11 de febrero: San Severino

San Severino
San Severino

11 de febrero

San Severino, abad

(† 507)

Tuvo el glorioso san Severino padres nobles y de claro linaje de quienes dos veces pudo llamarse hijo, pues le dieron dos veces el ser, uno de naturaleza, y otro de la esmerada educación, así en las letras como en las buenas costumbres.

Era ya abad del monasterio Agaunense, del Orden de san Benito, rico con el cuerpo del glorioso san Mauricio, cuando por la fama de sus virtudes se hizo célebre y venerable en todo el mundo. Reinaba a la sazón en Francia Clodoveo, el cual estaba afligido de graves calenturas que los más expertos médicos juzgaron sin remedio; y así no tanto era señor del cetro y corona, como víctima de su dolencia incurable.

Llegó a sus oídos el nombre de Severino, y le hizo una humilde embajada, suplicándole que viniese a verle, y el santo abad, despidiéndose con lágrimas de sus monjes y diciéndoles que ya no volverían a verse, les bendijo y dio principio a su viaje.

Llegando a la diócesis Niverniense, visitó al obispo Eulalio, que estaba sordo, mudo e impedido, sin poder salir (había más de un año) no sólo de casa, mas ni aún del lecho, y luego que le vio, tomándole por la mano le dijo: Levántate, sacerdote del Señor, en nombre de Jesucristo, que así te ha castigado para salvarte y te ha afligido para coronarte. Y luego al punto se levantó el obispo tan bueno y sano, que aquel mismo día celebró Misa y dio la bendición al pueblo.

El día siguiente prosiguió el santo su viaje, y a la puerta de París halló un leproso tan mísero y desdichado, que todos huían de él; pero Severino, movido a compasión, le untó con su saliva y le dejó sano y limpio de la lepra.

De allí pasó al palacio del rey, y después de haberle saludado, se puso en oración, la cual fue muy breve, y acabada, se quitó la capa que traía, y poniéndosela al rey huyó al instante la maligna fiebre que le consumía, y levantándose el rey, y dando gracias a Dios se echó a los pies del santo, como a quien debía en un instante solo, vida, salud, reino, y gozo.

Finalmente, habiendo el siervo de Dios obrado muchos otros prodigios, curando varias enfermedades de almas y cuerpos, se retiró en el castillo Nantoniense, y rogó a dos sacerdotes que administraban la ermita del castillo que le recibiesen, y en ella le sepultasen, y sin más enfermedad que una amorosa fiebre que le encendía en deseos de ver a Dios, su Creador, pasó de esta vida temporal a la eterna.

A la misma hora que murió, bajó del cielo una hermosísima luz que rodeó todo el lugar donde su santo cuerpo quedaba, y para que los circunstantes participasen tanto gozo, fue a todos visible. Los sacerdotes enterraron honoríficamente el sagrado cadáver en el mismo oratorio, y en él glorificó el Señor a su siervo con innumerables prodigios.

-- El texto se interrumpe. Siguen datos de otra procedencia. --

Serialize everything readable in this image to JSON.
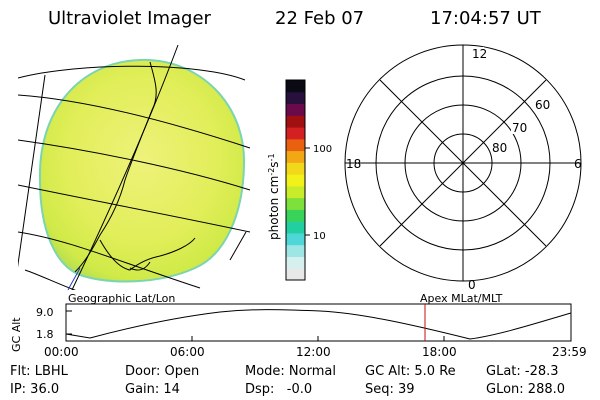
{
  "header": {
    "title": "Ultraviolet Imager",
    "date": "22 Feb 07",
    "time": "17:04:57 UT"
  },
  "colorbar": {
    "label": "photon cm",
    "label_sup1": "-2",
    "label_s": "s",
    "label_sup2": "-1",
    "tick_100": "100",
    "tick_10": "10",
    "colors": [
      "#e8e8e8",
      "#d6f0f0",
      "#9ee6e6",
      "#4fd6d6",
      "#22cfa0",
      "#39d35a",
      "#7ee03a",
      "#c8ec2a",
      "#f2f21a",
      "#f2d81a",
      "#f2a814",
      "#e86010",
      "#d42020",
      "#a01010",
      "#6a0a4a",
      "#28103c",
      "#0a0a14"
    ]
  },
  "polar": {
    "lat_labels": [
      "60",
      "70",
      "80"
    ],
    "mlt_labels": {
      "top": "12",
      "left": "18",
      "right": "6",
      "bottom": "0"
    }
  },
  "timeline": {
    "left_title": "Geographic Lat/Lon",
    "right_title": "Apex  MLat/MLT",
    "axis_label": "GC Alt",
    "y_ticks": [
      "9.0",
      "1.8"
    ],
    "x_ticks": [
      "00:00",
      "06:00",
      "12:00",
      "18:00",
      "23:59"
    ]
  },
  "status": {
    "row1": [
      {
        "name": "flt",
        "text": "Flt: LBHL"
      },
      {
        "name": "door",
        "text": "Door: Open"
      },
      {
        "name": "mode",
        "text": "Mode: Normal"
      },
      {
        "name": "gc-alt",
        "text": "GC Alt: 5.0 Re"
      },
      {
        "name": "glat",
        "text": "GLat: -28.3"
      }
    ],
    "row2": [
      {
        "name": "ip",
        "text": "IP: 36.0"
      },
      {
        "name": "gain",
        "text": "Gain: 14"
      },
      {
        "name": "dsp",
        "text": "Dsp:   -0.0"
      },
      {
        "name": "seq",
        "text": "Seq: 39"
      },
      {
        "name": "glon",
        "text": "GLon: 288.0"
      }
    ]
  }
}
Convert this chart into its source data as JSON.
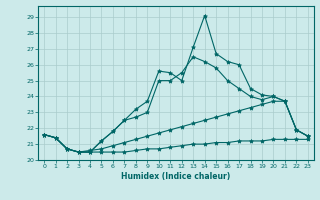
{
  "xlabel": "Humidex (Indice chaleur)",
  "ylabel": "",
  "xlim": [
    -0.5,
    23.5
  ],
  "ylim": [
    20.0,
    29.7
  ],
  "yticks": [
    20,
    21,
    22,
    23,
    24,
    25,
    26,
    27,
    28,
    29
  ],
  "xticks": [
    0,
    1,
    2,
    3,
    4,
    5,
    6,
    7,
    8,
    9,
    10,
    11,
    12,
    13,
    14,
    15,
    16,
    17,
    18,
    19,
    20,
    21,
    22,
    23
  ],
  "background_color": "#cceaea",
  "grid_color": "#aacccc",
  "line_color": "#006666",
  "lines": [
    {
      "x": [
        0,
        1,
        2,
        3,
        4,
        5,
        6,
        7,
        8,
        9,
        10,
        11,
        12,
        13,
        14,
        15,
        16,
        17,
        18,
        19,
        20,
        21,
        22,
        23
      ],
      "y": [
        21.6,
        21.4,
        20.7,
        20.5,
        20.5,
        21.2,
        21.8,
        22.5,
        23.2,
        23.7,
        25.6,
        25.5,
        25.0,
        27.1,
        29.1,
        26.7,
        26.2,
        26.0,
        24.5,
        24.1,
        24.0,
        23.7,
        21.9,
        21.5
      ]
    },
    {
      "x": [
        0,
        1,
        2,
        3,
        4,
        5,
        6,
        7,
        8,
        9,
        10,
        11,
        12,
        13,
        14,
        15,
        16,
        17,
        18,
        19,
        20,
        21,
        22,
        23
      ],
      "y": [
        21.6,
        21.4,
        20.7,
        20.5,
        20.5,
        21.2,
        21.8,
        22.5,
        22.7,
        23.0,
        25.0,
        25.0,
        25.5,
        26.5,
        26.2,
        25.8,
        25.0,
        24.5,
        24.0,
        23.8,
        24.0,
        23.7,
        21.9,
        21.5
      ]
    },
    {
      "x": [
        0,
        1,
        2,
        3,
        4,
        5,
        6,
        7,
        8,
        9,
        10,
        11,
        12,
        13,
        14,
        15,
        16,
        17,
        18,
        19,
        20,
        21,
        22,
        23
      ],
      "y": [
        21.6,
        21.4,
        20.7,
        20.5,
        20.6,
        20.7,
        20.9,
        21.1,
        21.3,
        21.5,
        21.7,
        21.9,
        22.1,
        22.3,
        22.5,
        22.7,
        22.9,
        23.1,
        23.3,
        23.5,
        23.7,
        23.7,
        21.9,
        21.5
      ]
    },
    {
      "x": [
        0,
        1,
        2,
        3,
        4,
        5,
        6,
        7,
        8,
        9,
        10,
        11,
        12,
        13,
        14,
        15,
        16,
        17,
        18,
        19,
        20,
        21,
        22,
        23
      ],
      "y": [
        21.6,
        21.4,
        20.7,
        20.5,
        20.5,
        20.5,
        20.5,
        20.5,
        20.6,
        20.7,
        20.7,
        20.8,
        20.9,
        21.0,
        21.0,
        21.1,
        21.1,
        21.2,
        21.2,
        21.2,
        21.3,
        21.3,
        21.3,
        21.3
      ]
    }
  ]
}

Reflexión: Después de la muerte de Clodoveo, su hijo Chilberto, que le sucedió en el reino, edificó un suntuoso templo a san Severino, adornándolo magnífica y regiamente para alcanzar por este medio tener por amigo en el cielo, a quien su padre había tenido por médico soberano en la tierra. Así glorifica nuestro Señor a los Santos, y quiere que sean glorificados aún en este mundo. Honrémosles, pues, como merecen, invoquémosles en nuestro auxilio, porque son muy amigos y allegados de Dios, el cual se complace en obrar por ellos grandes maravillas. Quien honra a los santos, honra a Dios en ellos.

Oración: Rogámoste, Señor, que nos recomiende a ti la intercesión del bienaventurado Severino abad, para que alcancemos por su patrocinio lo que no podemos conseguir por nuestros propios merecimientos. Por Jesucristo, nuestro Señor. Amén.